TARGET EARTH, with its bargain basement dangers, made for a neat Saturday matinee if you were about six years old back when sf-fodder was a TV staple on weekends. Shot in seven days for $85,000, this knuckleheaded nugget came out in 1954 to contend with other homicide-by-3rd-party affairs in a year rife with robots: Gog threatened Richard Egan and Tobor the Great went haywire. They’d been preceded in ’53 by the immortal Robot Monster and the unsung The Twonky, and would soon be followed by the neato ‘Robby’ from Forbidden Planet and The Invisible Boy, as well as the less-friendly Kronos. Cool or clunky, all those clankers owed a debt to the chilling ‘Gort’ of 1951’s classic The Day The Earth Stood Still.
Los Angeles has been evacuated after an attack from an alien robot army. A handful of people missed it. ‘Frank’ (Richard Denning) had been knocked cold in a robbery. ‘Nora’ (Kathleen Crowley) awakens after botching a suicide attempt by not using enough pills (an odd element to inject in a movie best-used to keep kids from bothering you for an hour and a quarter—“Mom and Dad are taking a nap. Just enjoy the movie and don’t answer the door or phone”). Love-boids ‘Vicki’ (Virginia Grey) and ‘Jim’ (Richard Reeves) have been swilling champagne all night in a deserted bar (someone at least is using common sense). Banding together to play hide & seek from the alien army (represented by one robot), they’re joined by vicious punk ‘Davis (Robert Roark), because having imminent annihilation from Venus isn’t sufficient threat, so bring in a nut with a gun. ‘Authorities’ have pegged Venus as the aggressor planet, because its “atmosphere is conducive to life” (news to anyone over five).
During the monster-crawling 50s, Denning was second only to John Agar when it came to fighting mankind’s enemies, be they Earth-spawned or Space-borne, serving tersely in Creature From The Black Lagoon, Unknown Island, Day The World Ended, Creature With The Atom Brain and The Black Scorpion.
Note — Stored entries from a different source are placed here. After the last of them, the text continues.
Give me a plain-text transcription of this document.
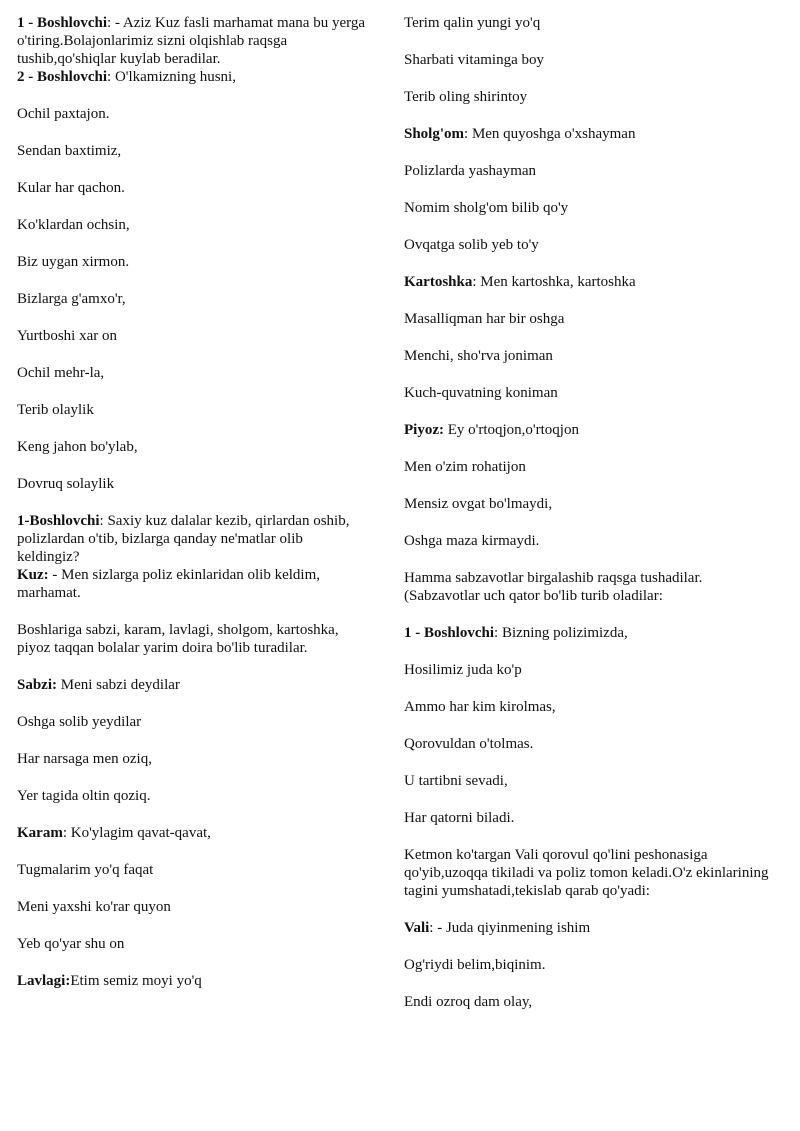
1 - Boshlovchi: - Aziz Kuz fasli marhamat mana bu yerga o'tiring.Bolajonlarimiz sizni olqishlab raqsga tushib,qo'shiqlar kuylab beradilar.

2 - Boshlovchi: O'lkamizning husni,

Ochil paxtajon.

Sendan baxtimiz,

Kular har qachon.

Ko'klardan ochsin,

Biz uygan xirmon.

Bizlarga g'amxo'r,

Yurtboshi xar on

Ochil mehr-la,

Terib olaylik

Keng jahon bo'ylab,

Dovruq solaylik

1-Boshlovchi: Saxiy kuz dalalar kezib, qirlardan oshib, polizlardan o'tib, bizlarga qanday ne'matlar olib keldingiz?

Kuz: - Men sizlarga poliz ekinlaridan olib keldim, marhamat.

Boshlariga sabzi, karam, lavlagi, sholgom, kartoshka, piyoz taqqan bolalar yarim doira bo'lib turadilar.

Sabzi: Meni sabzi deydilar

Oshga solib yeydilar

Har narsaga men oziq,

Yer tagida oltin qoziq.

Karam: Ko'ylagim qavat-qavat,

Tugmalarim yo'q faqat

Meni yaxshi ko'rar quyon

Yeb qo'yar shu on

Lavlagi:Etim semiz moyi yo'q

Terim qalin yungi yo'q

Sharbati vitaminga boy

Terib oling shirintoy

Sholg'om: Men quyoshga o'xshayman

Polizlarda yashayman

Nomim sholg'om bilib qo'y

Ovqatga solib yeb to'y

Kartoshka: Men kartoshka, kartoshka

Masalliqman har bir oshga

Menchi, sho'rva joniman

Kuch-quvatning koniman

Piyoz: Ey o'rtoqjon,o'rtoqjon

Men o'zim rohatijon

Mensiz ovgat bo'lmaydi,

Oshga maza kirmaydi.

Hamma sabzavotlar birgalashib raqsga tushadilar.(Sabzavotlar uch qator bo'lib turib oladilar:

1 - Boshlovchi: Bizning polizimizda,

Hosilimiz juda ko'p

Ammo har kim kirolmas,

Qorovuldan o'tolmas.

U tartibni sevadi,

Har qatorni biladi.

Ketmon ko'targan Vali qorovul qo'lini peshonasiga qo'yib,uzoqqa tikiladi va poliz tomon keladi.O'z ekinlarining tagini yumshatadi,tekislab qarab qo'yadi:

Vali: - Juda qiyinmening ishim

Og'riydi belim,biqinim.

Endi ozroq dam olay,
Hot number Kathleen Crowley mostly worked on TV, usually as a ‘guest siren’: here she’s outfitted to emphasize her figure more than the relative seriousness of imminent doom. Capable vet Virginia Grey puts a brave face on the material, and those bemused by bit player trivia will note that this was one of the only times in 226 credits that tough-looking Richard Reeves got to play a decent fella.
Back to their nemesis—like the great Gort, here the party crasher from another world uses a handy “cathode ray tube” to zap pesky earthlings. But Gort’s sleekness was in a movie that had an actual budget: this walking oven is effectively a live-action cartoon. The death ray beams from an upended wastebasket atop linebacker shoulders on a triangle torso with a cheerleader waist, stovepipe arms with pincher hands, tottering forward on legs stolen from a drainage system, capped by a steel jock. The robot was inhabited by a hardy fellow named Steve Calvert, who did gigs like this while moonlighting from being a bartender at Ciro’s on Sunset Strip, where presumably someone pitched him the job while they were drinking-thinking up “science terms” for the script. “A Five-Martini Production.”
The screenplay by James H. Nicholson, Wyott Ordung (love that name!), and William Raynor (it took three people to write this?) does offer Denning a gallant moment: after chasing Castle down an alley, he tells her “Take it easy. I’m not going to hurt you“, whereupon he seizes her by the shoulders and slaps her, adding “That’s more like it. Now calm down!”
Directed (“Okay, Dick–look scared, move boxes around, light a Lucky”) by Sherman A. Rose. On the budget, producer Herman Cohen leveled with posterity: “We had to invade the city of Los Angeles with one robot.”
With Whit Bissell, admirably serious while mouthing the scientific explanations, and Arthur Space, clenching jaw attentively as the aptly named ‘General Wood’. 75 minutes.